Gesundheitsminister: "Gute Pflege gibt es nicht zum Nulltarif"

Gesundheitsminister Bahr fordert eine stärkere Eigenvorsorge bei der Pflegeversicherung - die Beitragshöhen sollen steigen.
© dpa, Maurizio Gambarini

22. August 2011 - 17:04 Uhr

Bahr: Demografische Entwicklung muss bewältigt werden

Bundesgesundheitsminister Daniel Bahr (FDP) hat die Versicherten indirekt auf höhere Beiträge zur Pflegeversicherung eingestimmt. Zwar seien die Details der anstehenden Pflegereform noch nicht entschieden, sagte der Minister der 'Bild'-Zeitung. Er fügte aber hinzu: "Über die Finanzen unterhalten wir uns auch, denn gute Pflege gibt's nicht zum Nulltarif."

Er bekräftigte die Pläne für die Einführung einer sogenannten kapitalgedeckten Säule. Künftig müsse stärker auf Eigenvorsorge gesetzt werden, damit menschenwürdige Pflege finanzierbar bleibe. Außerdem werde mehr ambulante Pflege benötigt, weil jeder so lange wie möglich zu Hause bleiben möchte statt im teuren Heim gepflegt zu werden.

Bahr steht vor dem Problem, dass sein Vorgänger und Parteifreund Rösler in der Pflegebranche mit seinen öffentlichkeitswirksamen Gipfeltreffen große Erwartungen geweckt hat. Er wies auf die zunehmende Alterung der Gesellschaft hin: "Kein Politiker wird die demografische Entwicklung wegreformieren können."

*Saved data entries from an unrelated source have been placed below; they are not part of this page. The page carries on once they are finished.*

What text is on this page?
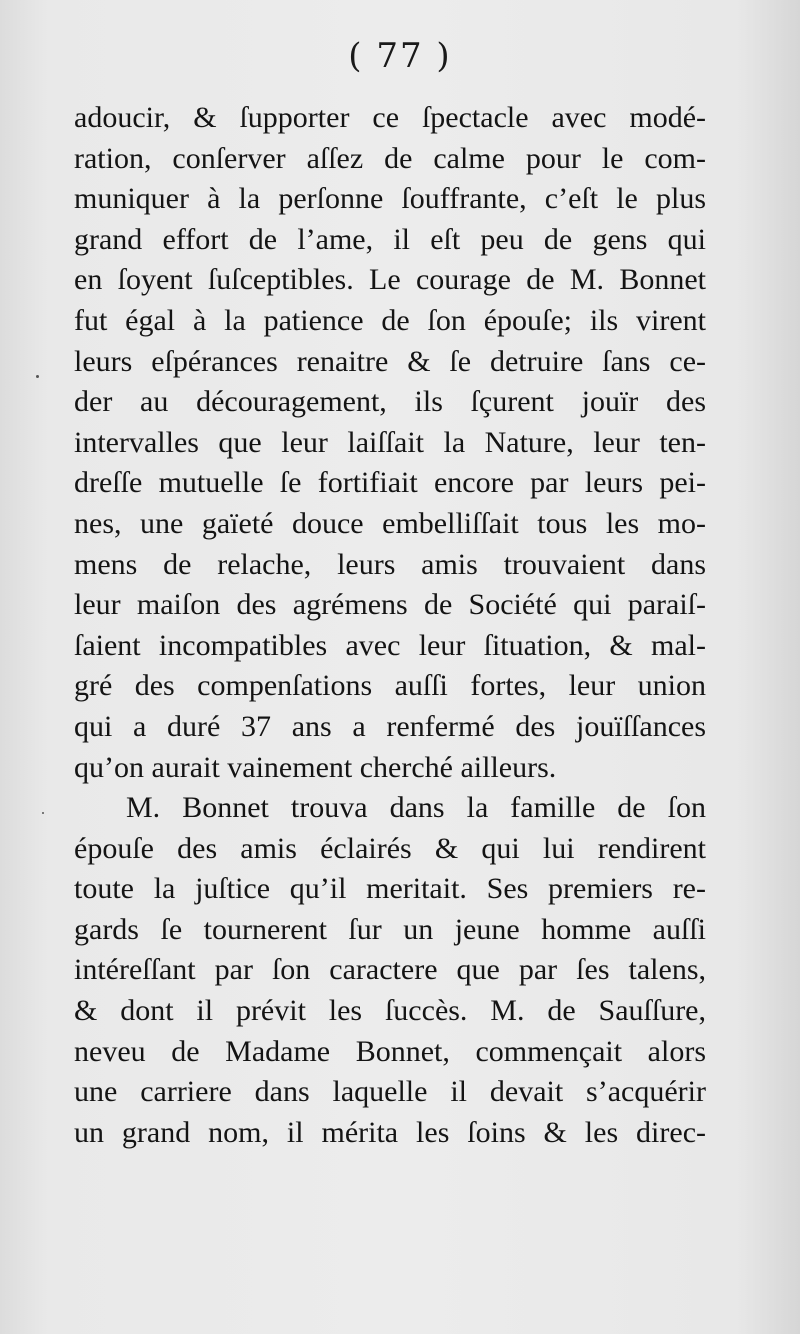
( 77 )
adoucir, & ſupporter ce ſpectacle avec modé-
ration, conſerver aſſez de calme pour le com-
muniquer à la perſonne ſouffrante, c’eſt le plus
grand effort de l’ame, il eſt peu de gens qui
en ſoyent ſuſceptibles. Le courage de M. Bonnet
fut égal à la patience de ſon épouſe; ils virent
leurs eſpérances renaitre & ſe detruire ſans ce-
der au découragement, ils ſçurent jouïr des
intervalles que leur laiſſait la Nature, leur ten-
dreſſe mutuelle ſe fortifiait encore par leurs pei-
nes, une gaïeté douce embelliſſait tous les mo-
mens de relache, leurs amis trouvaient dans
leur maiſon des agrémens de Société qui paraiſ-
ſaient incompatibles avec leur ſituation, & mal-
gré des compenſations auſſi fortes, leur union
qui a duré 37 ans a renfermé des jouïſſances
qu’on aurait vainement cherché ailleurs.
M. Bonnet trouva dans la famille de ſon
épouſe des amis éclairés & qui lui rendirent
toute la juſtice qu’il meritait. Ses premiers re-
gards ſe tournerent ſur un jeune homme auſſi
intéreſſant par ſon caractere que par ſes talens,
& dont il prévit les ſuccès. M. de Sauſſure,
neveu de Madame Bonnet, commençait alors
une carriere dans laquelle il devait s’acquérir
un grand nom, il mérita les ſoins & les direc-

Die Eckpunkte für die Pflegereform sollten ursprünglich vor der Sommerpause des Bundestages vorliegen, nun hat Bahr einen Entwurf für September versprochen. Erklärtes Ziel ist es, die Leistungen für Demenzkranke zu verbessern, Angehörige stärker zu unterstützen und den Pflegeberuf attraktiver zu machen. Das Dilemma des Gesundheitsministers ist, dass die Verbesserungen Geld kosten - nach Ansicht mancher Koalitionspolitiker vier bis sechs Milliarden Euro, was bis zu 0,6 Beitragssatzpunkte ausmachen würde. Dabei hatte die Koalition eigentlich versprochen die Bürger zu entlasten.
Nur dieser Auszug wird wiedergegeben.